Когда я пишу, что проживала одновременно много жизней – это не пустые слова, ибо помимо карьеры в «Русских балетах» за границей я сделала и другую – на родине, в лоне Императорских театров. И обе карьеры сложились чудесно. В Санкт-Петербурге, где репертуар был более знакомый и классический («Жизель», «Спящая красавица», «Сильвия», «Руслан и Людмила», «Пахита», «Лебединое озеро», «Щелкунчик» – и это не полный список), я поддерживала высочайший уровень классической техники, унаследованной от школы Мариуса Петипа, а в труппе Дягилева (в Париже, Лондоне, Берлине и далее), сотрудничая с хореографами-новаторами, я имела возможность совершенствовать мастерство.

Тут можно наконец-то понять, почему я столько времени прожила в поездах! Вспоминаю, как однажды, поддавшись увещаниям Дягилева, я совершила подвиг, а ведь он мог закончиться катастрофой: в четверг вечером мое присутствие требовалось в Дрездене, а я дала слово директору Императорских театров в субботу быть в Петербурге, чтобы танцевать в Мариинском «Щелкунчика». Шиншилла изучил расписание железнодорожных поездов и решил, что, прыгнув в экспресс сразу после дрезденского выступления, я вовремя успею в Петербург.

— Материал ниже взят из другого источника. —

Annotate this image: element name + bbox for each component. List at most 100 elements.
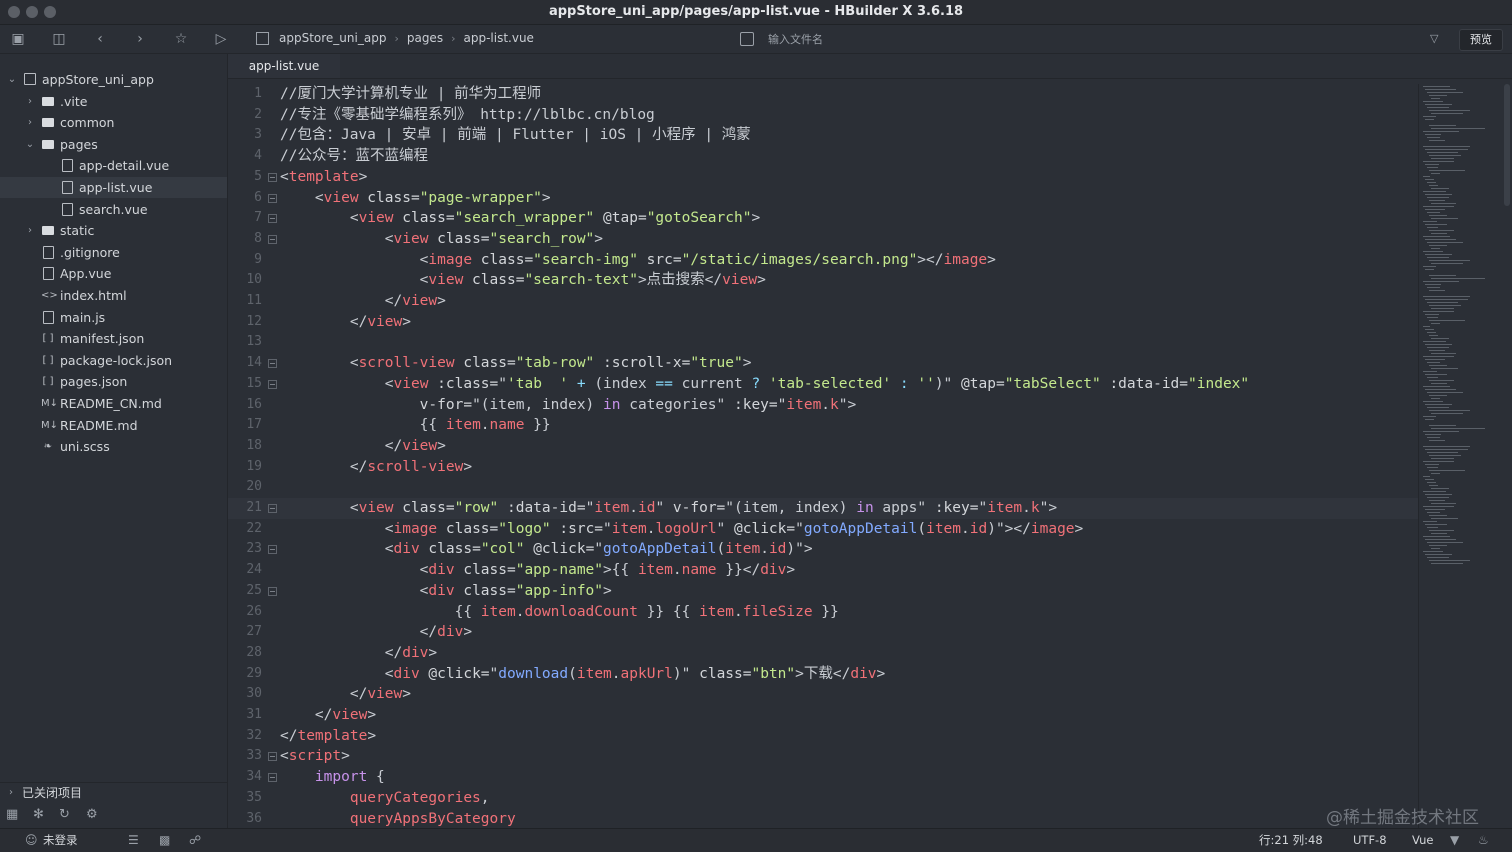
fold-toggle-icon[interactable] (268, 214, 277, 224)
tree-item[interactable]: .gitignore (0, 242, 227, 263)
new-file-icon[interactable]: ▣ (8, 29, 28, 49)
debug-icon[interactable]: ✻ (33, 807, 44, 822)
code-line[interactable]: 28 </div> (228, 643, 1418, 664)
fold-toggle-icon[interactable] (268, 504, 277, 513)
back-icon[interactable]: ‹ (90, 29, 110, 49)
code-line[interactable]: 31 </view> (228, 705, 1418, 726)
code-line[interactable]: 11 </view> (228, 291, 1418, 312)
fold-toggle-icon[interactable] (268, 172, 277, 182)
code-line[interactable]: 14 <scroll-view class="tab-row" :scroll-… (228, 353, 1418, 374)
code-line[interactable]: 4 //公众号：蓝不蓝编程 (228, 146, 1418, 167)
chevron-right-icon[interactable]: › (24, 112, 36, 133)
tree-item[interactable]: [ ] package-lock.json (0, 350, 227, 371)
tree-item[interactable]: app-list.vue (0, 177, 227, 198)
code-editor[interactable]: 1 //厦门大学计算机专业 | 前华为工程师 2 //专注《零基础学编程系列》 htt… (228, 84, 1418, 828)
chevron-right-icon[interactable]: › (24, 91, 36, 112)
code-line[interactable]: 7 <view class="search_wrapper" @tap="got… (228, 208, 1418, 229)
code-line[interactable]: 10 <view class="search-text">点击搜索</view> (228, 270, 1418, 291)
code-line[interactable]: 23 <div class="col" @click="gotoAppDetai… (228, 539, 1418, 560)
fold-toggle-icon[interactable] (268, 773, 277, 783)
editor-scrollbar[interactable] (1504, 84, 1510, 206)
chevron-right-icon[interactable]: › (24, 220, 36, 241)
breadcrumb-project[interactable]: appStore_uni_app (279, 31, 386, 45)
download-icon[interactable]: ▼ (1450, 829, 1459, 852)
code-line[interactable]: 36 queryAppsByCategory (228, 809, 1418, 829)
fold-toggle-icon[interactable] (268, 379, 277, 389)
plugin-icon[interactable]: ⚙ (86, 807, 98, 822)
tree-item[interactable]: M↓ README.md (0, 415, 227, 436)
outline-icon[interactable]: ☰ (128, 829, 139, 852)
code-line[interactable]: 29 <div @click="download(item.apkUrl)" c… (228, 664, 1418, 685)
tree-item[interactable]: App.vue (0, 263, 227, 284)
tree-item[interactable]: ⌄ appStore_uni_app (0, 69, 227, 90)
encoding-indicator[interactable]: UTF-8 (1353, 829, 1387, 852)
language-mode[interactable]: Vue (1412, 829, 1433, 852)
code-line[interactable]: 15 <view :class="'tab ' + (index == curr… (228, 374, 1418, 395)
code-line[interactable]: 34 import { (228, 767, 1418, 788)
breadcrumb-file[interactable]: app-list.vue (463, 31, 533, 45)
folder-icon[interactable]: ▦ (6, 807, 18, 822)
code-line[interactable]: 9 <image class="search-img" src="/static… (228, 250, 1418, 271)
minimap[interactable] (1418, 84, 1501, 828)
tree-item[interactable]: ⌄ pages (0, 134, 227, 155)
code-line[interactable]: 13 (228, 332, 1418, 353)
code-line[interactable]: 30 </view> (228, 684, 1418, 705)
run-icon[interactable]: ▷ (211, 29, 231, 49)
fold-toggle-icon[interactable] (268, 752, 277, 762)
chevron-down-icon[interactable]: ⌄ (6, 69, 18, 90)
tree-item[interactable]: ❧ uni.scss (0, 436, 227, 457)
star-icon[interactable]: ☆ (171, 29, 191, 49)
tab-app-list[interactable]: app-list.vue (228, 54, 340, 79)
code-line[interactable]: 6 <view class="page-wrapper"> (228, 188, 1418, 209)
closed-projects-item[interactable]: › 已关闭项目 (0, 782, 227, 803)
browser-icon[interactable]: ☍ (189, 829, 201, 852)
code-line[interactable]: 12 </view> (228, 312, 1418, 333)
fold-toggle-icon[interactable] (268, 545, 277, 555)
code-line[interactable]: 19 </scroll-view> (228, 457, 1418, 478)
tree-item[interactable]: search.vue (0, 199, 227, 220)
code-line[interactable]: 33 <script> (228, 746, 1418, 767)
code-line[interactable]: 24 <div class="app-name">{{ item.name }}… (228, 560, 1418, 581)
source-control-icon[interactable]: ↻ (59, 807, 70, 822)
code-line[interactable]: 20 (228, 477, 1418, 498)
code-line[interactable]: 35 queryCategories, (228, 788, 1418, 809)
fold-toggle-icon[interactable] (268, 586, 277, 596)
code-line[interactable]: 32 </template> (228, 726, 1418, 747)
code-line[interactable]: 25 <div class="app-info"> (228, 581, 1418, 602)
code-line[interactable]: 8 <view class="search_row"> (228, 229, 1418, 250)
code-line[interactable]: 5 <template> (228, 167, 1418, 188)
fold-toggle-icon[interactable] (268, 359, 277, 369)
tree-item[interactable]: [ ] manifest.json (0, 328, 227, 349)
preview-button[interactable]: 预览 (1459, 29, 1503, 51)
tree-item[interactable]: › static (0, 220, 227, 241)
code-line[interactable]: 22 <image class="logo" :src="item.logoUr… (228, 519, 1418, 540)
save-icon[interactable]: ◫ (49, 29, 69, 49)
tree-item[interactable]: › common (0, 112, 227, 133)
code-line[interactable]: 27 </div> (228, 622, 1418, 643)
code-line[interactable]: 21 <view class="row" :data-id="item.id" … (228, 498, 1418, 519)
filter-icon[interactable]: ▽ (1430, 32, 1438, 45)
tree-item[interactable]: › .vite (0, 91, 227, 112)
code-line[interactable]: 26 {{ item.downloadCount }} {{ item.file… (228, 602, 1418, 623)
code-line[interactable]: 3 //包含：Java | 安卓 | 前端 | Flutter | iOS | 小… (228, 125, 1418, 146)
code-line[interactable]: 16 v-for="(item, index) in categories" :… (228, 395, 1418, 416)
code-line[interactable]: 2 //专注《零基础学编程系列》 http://lblbc.cn/blog (228, 105, 1418, 126)
code-line[interactable]: 17 {{ item.name }} (228, 415, 1418, 436)
code-line[interactable]: 1 //厦门大学计算机专业 | 前华为工程师 (228, 84, 1418, 105)
tree-item[interactable]: app-detail.vue (0, 155, 227, 176)
fold-toggle-icon[interactable] (268, 193, 277, 203)
terminal-icon[interactable]: ▩ (159, 829, 170, 852)
chevron-down-icon[interactable]: ⌄ (24, 134, 36, 155)
breadcrumb-folder[interactable]: pages (407, 31, 443, 45)
notification-bell-icon[interactable]: ♨ (1478, 829, 1489, 852)
code-line[interactable]: 18 </view> (228, 436, 1418, 457)
forward-icon[interactable]: › (130, 29, 150, 49)
file-search-input[interactable]: 输入文件名 (740, 31, 823, 47)
cursor-position[interactable]: 行:21 列:48 (1259, 829, 1323, 852)
tree-item[interactable]: [ ] pages.json (0, 371, 227, 392)
login-status[interactable]: 未登录 (43, 829, 78, 852)
tree-item[interactable]: main.js (0, 307, 227, 328)
tree-item[interactable]: M↓ README_CN.md (0, 393, 227, 414)
fold-toggle-icon[interactable] (268, 234, 277, 244)
tree-item[interactable]: <> index.html (0, 285, 227, 306)
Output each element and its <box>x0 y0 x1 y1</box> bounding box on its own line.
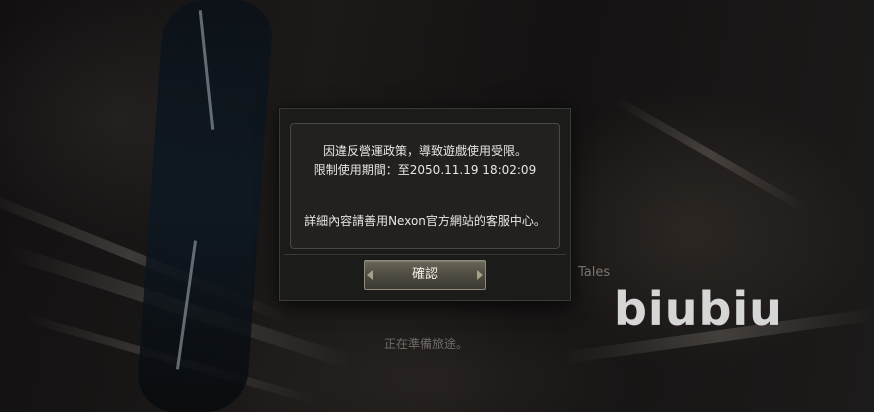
light-streak <box>612 95 808 213</box>
game-logo-text: Tales <box>578 265 611 280</box>
divider <box>284 254 566 255</box>
restriction-message: 因違反營運政策，導致遊戲使用受限。 <box>322 144 527 158</box>
watermark: biubiu <box>614 282 783 336</box>
support-message: 詳細內容請善用Nexon官方網站的客服中心。 <box>304 214 546 228</box>
confirm-button[interactable]: 確認 <box>364 260 486 290</box>
loading-status: 正在準備旅途。 <box>384 337 469 351</box>
restriction-period: 限制使用期間：至2050.11.19 18:02:09 <box>313 163 537 177</box>
message-box: 因違反營運政策，導致遊戲使用受限。 限制使用期間：至2050.11.19 18:… <box>290 123 560 249</box>
restriction-dialog: 因違反營運政策，導致遊戲使用受限。 限制使用期間：至2050.11.19 18:… <box>279 108 571 301</box>
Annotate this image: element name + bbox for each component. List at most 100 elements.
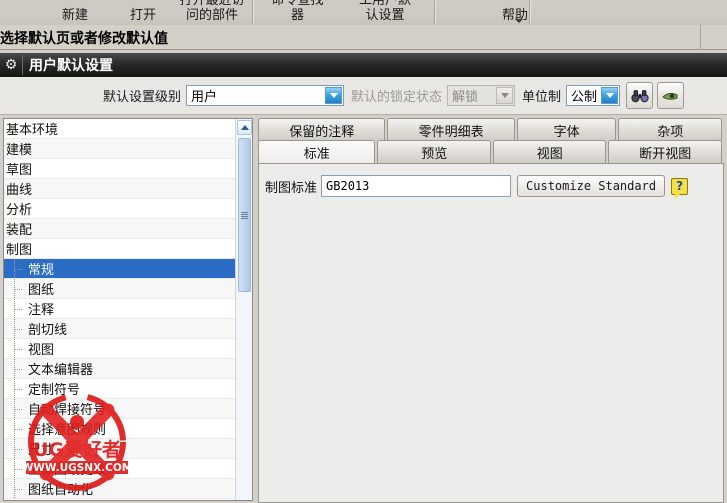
ribbon-group-new-label: 新建 bbox=[61, 8, 88, 23]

Меня охватила паника – но выбора не было. Никто никогда и ни в чем не мог отказать Дягилеву. Едва успев выйти со сцены и даже не переодевшись, я юркнула в такси и помчалась на вокзал. Не сдерживая слез тревоги и усталости, прямо в вагоне смыла прежний грим и нанесла новый. В Питере ждала машина, которая довезла меня до Мариинского театра – и там я, быстро сменив свои египетские одежды на костюм феи Драже, вышла на сцену.

За несколько часов, не отдыхая ни минуты, я переезжала из одной страны в другую, меняла атмосферы, роли, однако Шиншилла ничуть не соизволил этим обеспокоиться.

В Европе у «Русских балетов» было три порта приписки – Париж, Лондон и Монте-Карло, даже когда часть зимы мы проводили в Вене или Берлине. Я любила эти столицы, особенно Париж, но всю мою благосклонность снискали климат и праздничная атмосфера Монте-Карло. Там я смутно ощущала квинтэссенцию космополитичной Европы, живя сладкой жизнью, которая, быть может, продлится недолго.

В Монте-Карло мы вращались в театральном мире. В перерывах между репетициями, проходившими в залах, превосходно оборудованных для нужд танцевальной труппы, мы прогуливались по улицам, освежались прохладительными напитками в «Кафе де Пари» или шли попробовать сладости к Паскье. В хорошую погоду отправлялись на пляж – девушки в широких коротких штанах, сшитых у Пуаре, оставлявших открытыми ноги, а плечи были под защитой пляжного зонтика, ибо загар еще не ценился так, как будет в двадцатые годы. Дягилев, стеснявшийся своего жирного и массивного тела, не купался. Усевшись в тенечке, в пиджаке со стоячим воротничком, скрестив руки на конце трости, а в глаз вставив монокль, он внимательно следил взором за юными красавцами, чья пластичность приводила его в восхищение. Среди нас были и страстные игроки, но я, потрясенная рассказами о сенсационных проигрышах, за которыми следовало самоубийство, не смела даже зайти в казино.